Michael Spreng, 62, ist Kommunikationsexperte.

Hamburger Abendblatt:

1. Axel Weber verlässt die Bundesbank. Hat ihn die Bundesregierung aus dem Amt gemobbt?

Michael Spreng:

Auf jeden Fall hat er wohl das Gefühl gehabt, keine ausreichende Unterstützung bei seiner Kandidatur als Präsident der Europäischen Zentralbank zu bekommen. Ob dies nur sein subjektiver Eindruck war oder dies objektiv stimmte, kann ich nicht beurteilen.

2. Hat das Poker um Macht und Posten in den vergangenen Tagen der Bundesbank geschadet?

Spreng:

Axel Weber hat bei seinem Rücktritt ein völlig falsches Verfahren gewählt und somit ein Kommunikationsdesaster zu verantworten. Er hätte sein Vorhaben nicht im kleinen Kreis in der Bank ankündigen sollen, ohne dies zuvor mit der Bundeskanzlerin und dem Finanzminister abzusprechen. Denn er hätte damit rechnen müssen, dass auch in solchen Kreisen Indiskretionen vorkommen können. Aber die Bundesbank hat sich in der Sache wie im Fall Sarrazin nicht mit Ruhm bekleckert. Nach einem solchen Kommunikationsdesaster um den Abgang des Chefs fragt man sich, was bei dem Institut los ist. Offenbar sind die Bundesbanker nicht in der Lage, ihre Probleme lautlos und vernünftig zu lösen.

3. Ist nun auch Bundeskanzlerin Angela Merkel beschädigt?

Spreng:

Eine wichtige Personalie, die mit der Kanzlerin abgestimmt werden muss, ist zur Unzeit in die Öffentlichkeit geraten. Das ist für Angela Merkel nicht schön, aber bisher kann ich nicht erkennen, dass sie Schuld an der Sache trägt.

4. Sollte die Bundesregierung einen neuen Kandidaten für die Spitze der Europäischen Zentralbank ins Rennen schicken?

Spreng:

Deutschland sollte schon den Anspruch erheben, dort einen obersten Stabilitätswächter zu installieren. Aber das ist nach dem vorangegangenen Kommunikationsdesaster schwer geworden. Jetzt sind andere Kandidaten in der Favoritenrolle, wie der italienische Notenbankpräsident. Die Kanzlerin steht wieder einmal vor einem europapolitischen Scherbenhaufen.

5. Kann Weber jetzt noch zur Deutschen Bank wechseln?

Spreng:

Das muss der Aufsichtsrat der Deutschen Bank beantworten.

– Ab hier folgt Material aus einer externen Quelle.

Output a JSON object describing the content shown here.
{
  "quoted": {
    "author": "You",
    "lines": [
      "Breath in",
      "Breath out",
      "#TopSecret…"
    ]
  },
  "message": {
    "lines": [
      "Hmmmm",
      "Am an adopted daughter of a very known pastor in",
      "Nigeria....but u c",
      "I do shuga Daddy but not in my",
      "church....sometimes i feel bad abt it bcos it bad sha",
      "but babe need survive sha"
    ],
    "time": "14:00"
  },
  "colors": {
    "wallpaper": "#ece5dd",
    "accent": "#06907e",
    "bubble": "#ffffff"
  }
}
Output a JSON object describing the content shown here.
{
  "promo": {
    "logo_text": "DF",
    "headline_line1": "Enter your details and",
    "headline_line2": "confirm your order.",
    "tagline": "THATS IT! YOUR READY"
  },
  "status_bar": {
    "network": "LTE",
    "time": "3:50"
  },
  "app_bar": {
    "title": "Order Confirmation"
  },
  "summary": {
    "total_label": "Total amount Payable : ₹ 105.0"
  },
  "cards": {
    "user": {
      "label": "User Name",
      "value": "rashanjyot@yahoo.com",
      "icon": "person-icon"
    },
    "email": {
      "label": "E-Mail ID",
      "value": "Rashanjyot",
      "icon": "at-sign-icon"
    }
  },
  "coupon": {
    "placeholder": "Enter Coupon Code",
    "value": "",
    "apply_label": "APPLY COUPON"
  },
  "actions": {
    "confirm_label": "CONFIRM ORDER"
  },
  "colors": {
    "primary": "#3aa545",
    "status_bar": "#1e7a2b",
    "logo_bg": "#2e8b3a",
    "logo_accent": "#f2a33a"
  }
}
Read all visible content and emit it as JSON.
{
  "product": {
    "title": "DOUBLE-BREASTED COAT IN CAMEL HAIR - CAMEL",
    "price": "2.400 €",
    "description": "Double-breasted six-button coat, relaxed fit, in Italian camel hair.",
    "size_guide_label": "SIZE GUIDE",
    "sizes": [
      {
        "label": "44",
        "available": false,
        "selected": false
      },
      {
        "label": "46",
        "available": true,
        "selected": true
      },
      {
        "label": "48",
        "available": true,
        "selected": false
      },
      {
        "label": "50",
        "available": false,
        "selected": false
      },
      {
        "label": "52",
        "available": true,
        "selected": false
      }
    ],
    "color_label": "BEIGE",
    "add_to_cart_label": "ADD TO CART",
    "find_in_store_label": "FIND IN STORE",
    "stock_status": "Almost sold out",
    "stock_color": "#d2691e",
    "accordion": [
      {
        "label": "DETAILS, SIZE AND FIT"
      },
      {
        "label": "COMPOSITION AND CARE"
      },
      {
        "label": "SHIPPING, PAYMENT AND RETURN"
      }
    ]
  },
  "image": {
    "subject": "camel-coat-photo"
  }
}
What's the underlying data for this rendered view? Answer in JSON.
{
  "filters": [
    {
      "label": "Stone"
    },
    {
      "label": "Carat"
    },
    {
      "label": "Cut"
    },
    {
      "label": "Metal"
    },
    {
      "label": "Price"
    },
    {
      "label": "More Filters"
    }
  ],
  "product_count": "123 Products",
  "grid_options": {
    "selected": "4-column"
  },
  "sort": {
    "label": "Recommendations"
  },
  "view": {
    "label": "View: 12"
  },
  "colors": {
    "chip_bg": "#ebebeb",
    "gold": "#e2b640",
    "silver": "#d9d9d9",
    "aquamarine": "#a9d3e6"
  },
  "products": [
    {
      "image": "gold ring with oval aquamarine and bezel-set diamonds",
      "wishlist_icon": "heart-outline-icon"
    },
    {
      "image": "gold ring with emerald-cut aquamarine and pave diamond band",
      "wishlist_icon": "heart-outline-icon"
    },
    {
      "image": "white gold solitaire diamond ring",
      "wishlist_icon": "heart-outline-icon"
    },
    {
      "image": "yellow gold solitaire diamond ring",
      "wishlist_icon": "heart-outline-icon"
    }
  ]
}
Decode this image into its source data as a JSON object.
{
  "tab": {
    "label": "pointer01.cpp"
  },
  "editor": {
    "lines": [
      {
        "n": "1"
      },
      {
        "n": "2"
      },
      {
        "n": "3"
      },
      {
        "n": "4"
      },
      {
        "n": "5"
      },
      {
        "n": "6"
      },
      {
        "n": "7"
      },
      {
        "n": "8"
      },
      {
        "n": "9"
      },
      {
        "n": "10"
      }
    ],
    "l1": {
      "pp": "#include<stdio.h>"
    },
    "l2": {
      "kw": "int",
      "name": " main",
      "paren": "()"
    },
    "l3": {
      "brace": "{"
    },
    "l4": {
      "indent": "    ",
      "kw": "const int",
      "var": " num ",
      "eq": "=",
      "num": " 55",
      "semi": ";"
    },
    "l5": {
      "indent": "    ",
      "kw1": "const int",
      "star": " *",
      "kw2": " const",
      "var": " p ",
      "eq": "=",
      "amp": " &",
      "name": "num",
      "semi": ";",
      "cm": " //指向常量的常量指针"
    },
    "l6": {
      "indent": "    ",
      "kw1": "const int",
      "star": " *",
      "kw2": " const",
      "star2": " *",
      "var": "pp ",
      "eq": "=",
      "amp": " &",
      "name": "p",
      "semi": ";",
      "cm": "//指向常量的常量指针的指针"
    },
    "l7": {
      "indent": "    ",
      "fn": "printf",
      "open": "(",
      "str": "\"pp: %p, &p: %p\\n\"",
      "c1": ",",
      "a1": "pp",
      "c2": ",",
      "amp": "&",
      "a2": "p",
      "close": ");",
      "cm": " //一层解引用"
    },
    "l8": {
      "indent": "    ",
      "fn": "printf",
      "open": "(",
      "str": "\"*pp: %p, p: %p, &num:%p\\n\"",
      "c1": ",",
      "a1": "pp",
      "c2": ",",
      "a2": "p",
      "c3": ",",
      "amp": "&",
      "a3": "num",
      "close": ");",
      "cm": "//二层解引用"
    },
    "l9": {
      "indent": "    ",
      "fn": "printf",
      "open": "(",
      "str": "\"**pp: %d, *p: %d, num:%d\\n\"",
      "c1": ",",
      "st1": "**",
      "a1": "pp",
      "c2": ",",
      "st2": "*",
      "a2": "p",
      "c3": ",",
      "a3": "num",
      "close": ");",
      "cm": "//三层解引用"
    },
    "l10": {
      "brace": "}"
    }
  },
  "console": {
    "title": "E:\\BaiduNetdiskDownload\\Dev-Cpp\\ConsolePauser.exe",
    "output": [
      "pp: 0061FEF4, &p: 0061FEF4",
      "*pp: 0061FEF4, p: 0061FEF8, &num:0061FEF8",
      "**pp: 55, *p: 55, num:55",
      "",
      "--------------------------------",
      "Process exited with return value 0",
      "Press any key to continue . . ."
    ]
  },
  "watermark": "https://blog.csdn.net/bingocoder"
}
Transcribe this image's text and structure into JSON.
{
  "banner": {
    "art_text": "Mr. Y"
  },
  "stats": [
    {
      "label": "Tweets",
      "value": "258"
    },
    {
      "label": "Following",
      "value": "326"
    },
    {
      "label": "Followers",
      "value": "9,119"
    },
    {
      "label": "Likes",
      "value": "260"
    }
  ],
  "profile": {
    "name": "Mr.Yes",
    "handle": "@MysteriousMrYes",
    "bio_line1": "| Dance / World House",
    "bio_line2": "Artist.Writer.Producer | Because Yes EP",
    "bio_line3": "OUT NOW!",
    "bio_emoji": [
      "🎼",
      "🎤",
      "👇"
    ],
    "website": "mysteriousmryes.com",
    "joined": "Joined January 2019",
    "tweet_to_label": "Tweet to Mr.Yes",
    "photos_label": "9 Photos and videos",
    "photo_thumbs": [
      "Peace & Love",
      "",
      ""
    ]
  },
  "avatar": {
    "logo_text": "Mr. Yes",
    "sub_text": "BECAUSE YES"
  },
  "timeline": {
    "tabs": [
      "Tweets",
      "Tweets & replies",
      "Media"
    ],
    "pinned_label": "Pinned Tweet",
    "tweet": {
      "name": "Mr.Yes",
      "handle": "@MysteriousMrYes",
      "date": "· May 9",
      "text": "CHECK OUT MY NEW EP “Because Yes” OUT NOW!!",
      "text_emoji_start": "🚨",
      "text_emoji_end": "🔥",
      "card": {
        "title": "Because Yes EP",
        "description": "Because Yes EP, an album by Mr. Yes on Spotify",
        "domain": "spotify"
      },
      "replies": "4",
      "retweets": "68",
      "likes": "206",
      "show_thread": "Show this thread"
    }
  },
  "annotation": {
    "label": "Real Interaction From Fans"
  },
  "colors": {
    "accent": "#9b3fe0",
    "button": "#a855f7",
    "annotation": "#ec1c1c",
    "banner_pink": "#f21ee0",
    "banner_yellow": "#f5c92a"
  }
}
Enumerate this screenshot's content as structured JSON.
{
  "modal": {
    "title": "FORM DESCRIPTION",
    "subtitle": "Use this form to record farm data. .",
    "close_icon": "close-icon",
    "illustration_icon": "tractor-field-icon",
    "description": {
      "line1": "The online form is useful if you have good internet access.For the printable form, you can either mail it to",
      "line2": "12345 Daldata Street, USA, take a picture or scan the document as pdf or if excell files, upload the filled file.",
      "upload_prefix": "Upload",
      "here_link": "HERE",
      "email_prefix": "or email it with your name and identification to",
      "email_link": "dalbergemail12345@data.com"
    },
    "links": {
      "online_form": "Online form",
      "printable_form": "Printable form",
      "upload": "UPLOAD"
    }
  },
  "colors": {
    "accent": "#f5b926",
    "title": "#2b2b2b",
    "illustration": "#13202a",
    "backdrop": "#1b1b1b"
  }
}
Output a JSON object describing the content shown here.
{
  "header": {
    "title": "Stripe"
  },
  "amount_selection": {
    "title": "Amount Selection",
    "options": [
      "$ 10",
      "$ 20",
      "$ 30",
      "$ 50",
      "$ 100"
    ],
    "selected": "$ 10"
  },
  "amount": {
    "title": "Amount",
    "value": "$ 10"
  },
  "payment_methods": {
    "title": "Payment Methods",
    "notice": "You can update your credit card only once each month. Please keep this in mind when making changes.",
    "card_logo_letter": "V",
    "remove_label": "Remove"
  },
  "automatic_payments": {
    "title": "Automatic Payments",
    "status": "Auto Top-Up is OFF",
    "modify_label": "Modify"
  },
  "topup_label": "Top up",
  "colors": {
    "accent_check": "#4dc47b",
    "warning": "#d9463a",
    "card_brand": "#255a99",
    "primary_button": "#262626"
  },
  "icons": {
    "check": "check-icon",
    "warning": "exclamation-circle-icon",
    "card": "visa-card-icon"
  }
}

Aber man kann aus solch einer exponierten Position wie dem Amt als Bundesbankchef nicht nahtlos in eine andere Bank eintreten. Dazwischen müsste eine Karenzzeit liegen, die mindestens ein Jahr oder noch besser zwei Jahre dauern sollte. Schon allein deswegen, weil Weber als Bundesbankpräsident über Insiderwissen nicht nur bei der Deutschen Bank, sondern auch bei allen anderen Banken verfügt.